Multiples of each!  123 blocks with multiple holes can be versatile, but in practice, the holes collect swarf that gets into the setup and ruins the accuracy and rigidity, and on many of the store bought ones the threads are distorted from the heat treating process (or just poor work) so bolts do not screw into the threads.  For many uses I like the ones with no holes, but for some unknown silliness, they actually cost more!  Huh?  How do they justify that?  Proper 123 blocks need to be hardened and ground to within a few tenths or better for accurate setups and metrology use, with all faces precisely 90 degrees to each other, and that is not particularly easy to do.  Matched sets also need to be truly matched.

For ordinary work with setups on the mill, the imports are a bargain.  They are usually amazingly accurate for the prices, but do need to be vetted, always.  Stan Zinkosky is really good at testing them and truing them up for service in his shop:
https://www.youtube.com/user/shadonhkw/search?query=123+blocks

I want to find a decent deal on some good 246 blocks...


----------



## Mark_f (Jul 10, 2017)

That is a very interesting article.

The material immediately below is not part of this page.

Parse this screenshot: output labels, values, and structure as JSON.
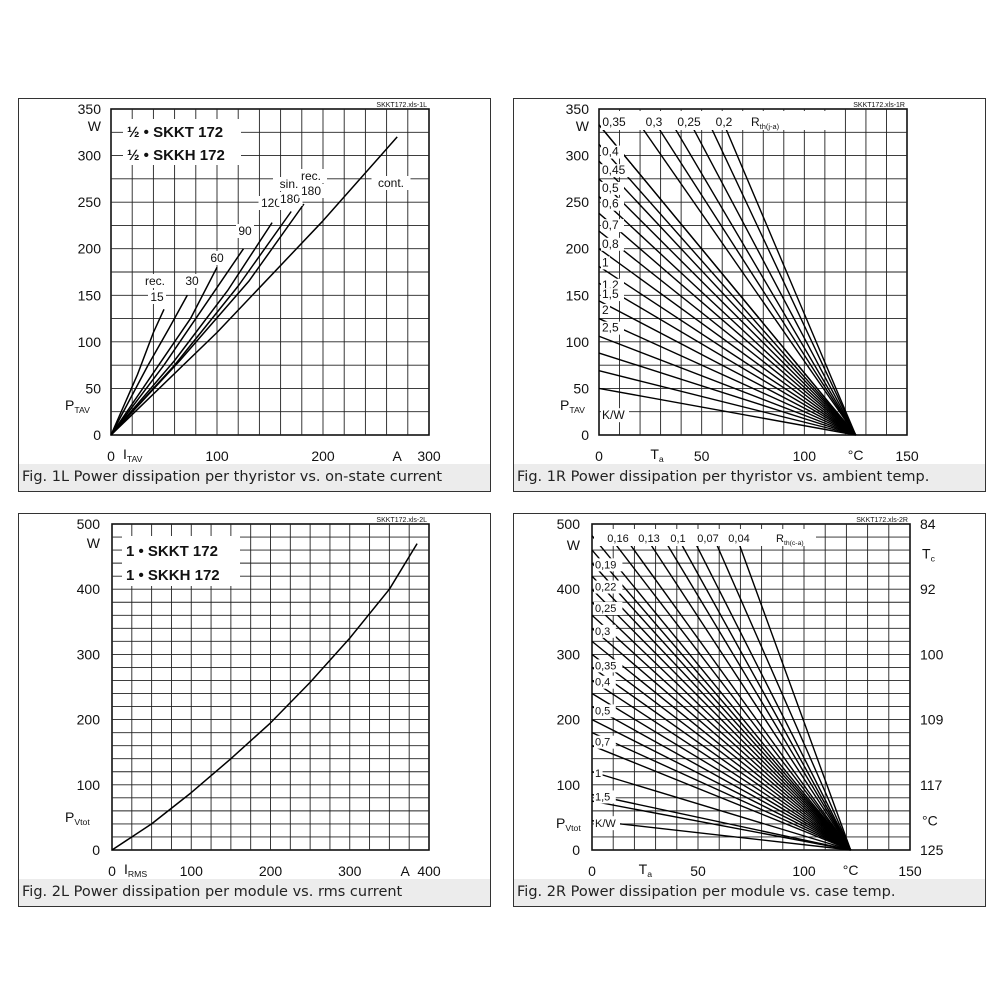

I get the impression from the article that the 1 2 3 blocks are a recent invention to the machine shop industry. The first time I remember being exposed to the 1 2 3 block was while working in a Texas machine shop where every machinist had a set in his tool box. We used them routinely in setups on machines like the Bridgeport. This was in the late 1970's and early 1980's. That was my introduction to them. They were common earlier than that.  I know most were made by Mitutoyo and readily available from the tool supply houses that supplied the shops. There was also a set that was 2 4 6 blocks.


----------



## Buffalo20 (Jul 10, 2017)

I have 3 cheap sets, a Fowler set and a B&S set, Bob's comment make made me think, the B&S set is the only one, when the threaded holes are messed up


----------



## rgray (Jul 10, 2017)

Interesting write up. I liked it. Especially the Moore influence to those blocks.
On mine I never seem to need holes.
 If left without holes they aren't as recognizable as a tool and you'd have to guard them to keep someone from using them as a nice piece of scrap iron, or anvil or ???


----------



## Dave Paine (Jul 10, 2017)

Interesting article.  Thanks for sharing.

I would not have expected to find so much details and options on such a simple tool.

I have a cheap 1-2-3 set from perhaps CDCO.  So far I have not needed to use the holes mostly due to the holes and threads being smaller than the diameter and threads on my clamping set for the mill. If you do add holes, make the size and thread to be the same as your clamping studs.


----------



## Bob Korves (Jul 10, 2017)

Dave Paine said:


> If you do add holes, make the size and thread to be the same as your clamping studs.


If you add threaded holes, make the threads oversized (loose fit.)  If the blocks are properly heat treated, there is a good chance of the threads (and the blocks) distorting during the hardening process.  After the blocks are hardened, the only real way to repair the threads is to thread grind them, not something many hobby machinists are set up for.


----------